Ces espaces d’écoute, d’expression et d’expérimentation contribuent à l’épanouissement local et au sentiment d’appartenance à la commune.

Le bal du samedi : rencontres et transmission

Un samedi soir d’hiver à la salle polyvalente : les chaises traînent autour d’un parquet de fortune, l’accordéon s’emballe, et on se laisse entraîner dans une scottish ou un laridé. Cette image pourrait paraître figée dans le temps. Et pourtant, parmi les danseurs, les bénévoles à la buvette ou ceux qui gèrent la régie, beaucoup n’ont pas encore 25 ans.

Pour de nombreux jeunes, ces rendez-vous sont, plus qu’un divertissement, une initiation à la citoyenneté : apprendre à s’organiser, à fédérer, à gérer un budget, mais aussi à écouter les récits des aînés — et se projeter comme garants d’un patrimoine vivant.

Une jeunesse qui relie, à son rythme

Dans notre village, la jeunesse tisse des liens, invente de nouvelles façons d’habiter, de transmettre et de s’ouvrir au monde sans jamais perdre le contact avec ses racines. Si l’engagement des jeunes évolue et se transforme, il demeure une source de vitalité, moteur d’adaptation et d’innovation pour Plogastel-Saint-Germain.
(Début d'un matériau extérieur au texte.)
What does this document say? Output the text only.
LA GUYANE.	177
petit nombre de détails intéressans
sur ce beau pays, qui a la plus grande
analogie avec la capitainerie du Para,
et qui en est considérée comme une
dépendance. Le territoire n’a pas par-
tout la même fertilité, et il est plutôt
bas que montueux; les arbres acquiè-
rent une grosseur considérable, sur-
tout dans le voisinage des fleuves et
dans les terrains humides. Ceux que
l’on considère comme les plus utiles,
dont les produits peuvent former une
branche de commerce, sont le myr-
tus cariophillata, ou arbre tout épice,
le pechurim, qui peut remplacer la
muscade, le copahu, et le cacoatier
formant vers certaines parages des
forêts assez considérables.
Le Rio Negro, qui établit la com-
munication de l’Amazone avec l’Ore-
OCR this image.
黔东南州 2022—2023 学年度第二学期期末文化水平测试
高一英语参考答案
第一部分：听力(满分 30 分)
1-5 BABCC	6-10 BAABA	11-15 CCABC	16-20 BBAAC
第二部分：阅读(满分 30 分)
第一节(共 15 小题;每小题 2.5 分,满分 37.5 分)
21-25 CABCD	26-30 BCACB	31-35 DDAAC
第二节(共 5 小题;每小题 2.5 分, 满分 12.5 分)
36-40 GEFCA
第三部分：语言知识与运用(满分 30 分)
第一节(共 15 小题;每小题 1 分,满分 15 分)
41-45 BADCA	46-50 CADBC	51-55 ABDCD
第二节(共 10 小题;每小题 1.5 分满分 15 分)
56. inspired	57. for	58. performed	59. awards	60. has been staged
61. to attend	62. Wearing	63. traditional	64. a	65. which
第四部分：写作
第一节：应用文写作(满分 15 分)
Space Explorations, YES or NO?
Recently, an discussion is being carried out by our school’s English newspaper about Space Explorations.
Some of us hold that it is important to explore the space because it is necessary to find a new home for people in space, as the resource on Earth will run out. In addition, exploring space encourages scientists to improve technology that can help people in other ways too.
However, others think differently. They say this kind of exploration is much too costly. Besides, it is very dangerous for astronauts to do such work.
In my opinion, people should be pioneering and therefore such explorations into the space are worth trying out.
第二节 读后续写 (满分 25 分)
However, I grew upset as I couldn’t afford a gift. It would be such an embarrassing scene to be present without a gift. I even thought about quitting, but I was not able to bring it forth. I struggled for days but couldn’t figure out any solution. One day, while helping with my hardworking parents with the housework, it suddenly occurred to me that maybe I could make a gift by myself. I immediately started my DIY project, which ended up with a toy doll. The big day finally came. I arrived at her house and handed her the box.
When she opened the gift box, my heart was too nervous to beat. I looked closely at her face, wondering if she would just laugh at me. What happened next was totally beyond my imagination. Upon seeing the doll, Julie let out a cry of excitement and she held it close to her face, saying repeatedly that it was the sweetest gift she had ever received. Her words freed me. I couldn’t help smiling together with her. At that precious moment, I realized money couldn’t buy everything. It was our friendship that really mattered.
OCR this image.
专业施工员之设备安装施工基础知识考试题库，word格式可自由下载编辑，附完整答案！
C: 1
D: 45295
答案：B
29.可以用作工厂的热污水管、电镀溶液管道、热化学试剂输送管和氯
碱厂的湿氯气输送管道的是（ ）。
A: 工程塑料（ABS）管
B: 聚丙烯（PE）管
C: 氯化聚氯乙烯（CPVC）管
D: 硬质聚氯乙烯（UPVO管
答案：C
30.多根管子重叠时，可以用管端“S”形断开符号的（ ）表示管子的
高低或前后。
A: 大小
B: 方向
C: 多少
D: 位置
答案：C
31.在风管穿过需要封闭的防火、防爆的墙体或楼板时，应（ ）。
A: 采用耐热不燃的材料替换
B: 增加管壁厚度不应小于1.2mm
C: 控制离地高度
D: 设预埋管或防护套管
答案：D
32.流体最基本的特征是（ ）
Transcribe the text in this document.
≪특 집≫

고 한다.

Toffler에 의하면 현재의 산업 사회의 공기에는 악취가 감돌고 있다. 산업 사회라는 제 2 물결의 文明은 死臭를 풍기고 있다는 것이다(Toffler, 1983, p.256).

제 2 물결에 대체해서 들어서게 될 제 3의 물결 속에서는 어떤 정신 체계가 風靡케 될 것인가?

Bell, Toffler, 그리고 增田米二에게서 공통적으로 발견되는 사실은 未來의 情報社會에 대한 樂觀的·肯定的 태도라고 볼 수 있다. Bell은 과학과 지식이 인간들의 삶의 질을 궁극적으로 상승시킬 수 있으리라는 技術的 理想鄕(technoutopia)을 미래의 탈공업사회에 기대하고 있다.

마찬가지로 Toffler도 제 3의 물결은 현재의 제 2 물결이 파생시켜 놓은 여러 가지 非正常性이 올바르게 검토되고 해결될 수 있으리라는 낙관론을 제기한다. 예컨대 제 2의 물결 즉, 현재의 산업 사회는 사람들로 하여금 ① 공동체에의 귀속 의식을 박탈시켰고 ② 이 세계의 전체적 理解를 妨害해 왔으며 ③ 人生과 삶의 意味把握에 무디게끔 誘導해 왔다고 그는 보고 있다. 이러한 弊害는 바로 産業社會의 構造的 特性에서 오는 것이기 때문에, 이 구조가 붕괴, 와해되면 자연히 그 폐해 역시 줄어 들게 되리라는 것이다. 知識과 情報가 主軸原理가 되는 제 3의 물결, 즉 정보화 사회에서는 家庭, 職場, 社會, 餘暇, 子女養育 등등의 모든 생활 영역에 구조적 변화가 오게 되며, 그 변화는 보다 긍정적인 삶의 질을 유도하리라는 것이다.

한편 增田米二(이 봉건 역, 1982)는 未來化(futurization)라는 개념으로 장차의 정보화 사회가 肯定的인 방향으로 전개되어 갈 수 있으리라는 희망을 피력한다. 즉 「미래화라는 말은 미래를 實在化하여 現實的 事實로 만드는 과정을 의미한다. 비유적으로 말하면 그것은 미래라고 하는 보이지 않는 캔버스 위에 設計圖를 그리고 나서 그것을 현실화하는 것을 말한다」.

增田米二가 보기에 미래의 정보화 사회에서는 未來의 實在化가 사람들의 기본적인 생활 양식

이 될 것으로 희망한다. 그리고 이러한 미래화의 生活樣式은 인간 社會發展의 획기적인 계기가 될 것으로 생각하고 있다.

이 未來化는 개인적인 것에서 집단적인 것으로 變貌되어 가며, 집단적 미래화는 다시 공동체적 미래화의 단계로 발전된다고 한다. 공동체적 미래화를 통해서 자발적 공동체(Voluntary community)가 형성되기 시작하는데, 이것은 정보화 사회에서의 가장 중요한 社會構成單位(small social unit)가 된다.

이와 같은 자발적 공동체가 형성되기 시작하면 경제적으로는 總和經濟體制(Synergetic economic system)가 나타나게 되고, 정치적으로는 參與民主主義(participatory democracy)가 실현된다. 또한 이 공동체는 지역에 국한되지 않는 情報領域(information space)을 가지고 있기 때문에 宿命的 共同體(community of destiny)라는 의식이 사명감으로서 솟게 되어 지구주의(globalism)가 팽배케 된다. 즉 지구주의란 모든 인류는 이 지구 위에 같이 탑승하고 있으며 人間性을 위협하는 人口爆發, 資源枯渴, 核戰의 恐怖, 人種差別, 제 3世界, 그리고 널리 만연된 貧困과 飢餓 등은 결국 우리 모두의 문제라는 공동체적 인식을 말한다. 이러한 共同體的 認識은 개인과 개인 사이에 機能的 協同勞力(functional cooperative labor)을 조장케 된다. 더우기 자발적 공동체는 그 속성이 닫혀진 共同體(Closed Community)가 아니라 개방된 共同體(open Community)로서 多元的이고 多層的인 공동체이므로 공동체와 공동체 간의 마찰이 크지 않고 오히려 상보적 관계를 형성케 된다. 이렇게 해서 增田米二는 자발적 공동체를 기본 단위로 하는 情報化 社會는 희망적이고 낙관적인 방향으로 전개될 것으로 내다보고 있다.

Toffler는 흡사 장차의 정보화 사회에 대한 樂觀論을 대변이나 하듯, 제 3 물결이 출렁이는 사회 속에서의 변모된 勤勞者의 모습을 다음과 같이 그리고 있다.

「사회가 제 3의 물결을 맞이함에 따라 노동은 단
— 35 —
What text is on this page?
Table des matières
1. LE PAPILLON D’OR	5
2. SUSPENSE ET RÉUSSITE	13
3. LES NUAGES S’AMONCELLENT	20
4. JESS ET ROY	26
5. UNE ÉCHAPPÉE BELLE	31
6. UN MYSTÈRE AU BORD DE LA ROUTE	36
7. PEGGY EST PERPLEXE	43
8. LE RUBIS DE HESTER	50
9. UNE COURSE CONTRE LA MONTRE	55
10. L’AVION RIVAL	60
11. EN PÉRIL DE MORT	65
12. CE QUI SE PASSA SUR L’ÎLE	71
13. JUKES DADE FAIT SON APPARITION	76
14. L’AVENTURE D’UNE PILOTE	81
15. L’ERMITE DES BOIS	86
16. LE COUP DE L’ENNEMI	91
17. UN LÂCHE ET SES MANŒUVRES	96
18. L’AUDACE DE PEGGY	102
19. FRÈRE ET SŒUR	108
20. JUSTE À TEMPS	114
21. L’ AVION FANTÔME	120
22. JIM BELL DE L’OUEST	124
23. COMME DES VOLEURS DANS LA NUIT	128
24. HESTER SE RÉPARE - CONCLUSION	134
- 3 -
Que ce soit en plantant des arbres, en dansant le gavotenn, ou en lançant une pétition sur Internet, ils prouvent que la vie locale n’est pas figée, mais sans cesse renouvelée, portée par celles et ceux qui y font pousser le futur.

Sources citées : Mairie de Plogastel-Saint-Germain (rapports annuels 2022-2023), bulletin municipal, Direction de l’Éducation Nationale Bretagne, Groupe Facebook « Plogastel au Quotidien », interviews d’élus et d’associations locales, Ouest-France (rubrique Finistère).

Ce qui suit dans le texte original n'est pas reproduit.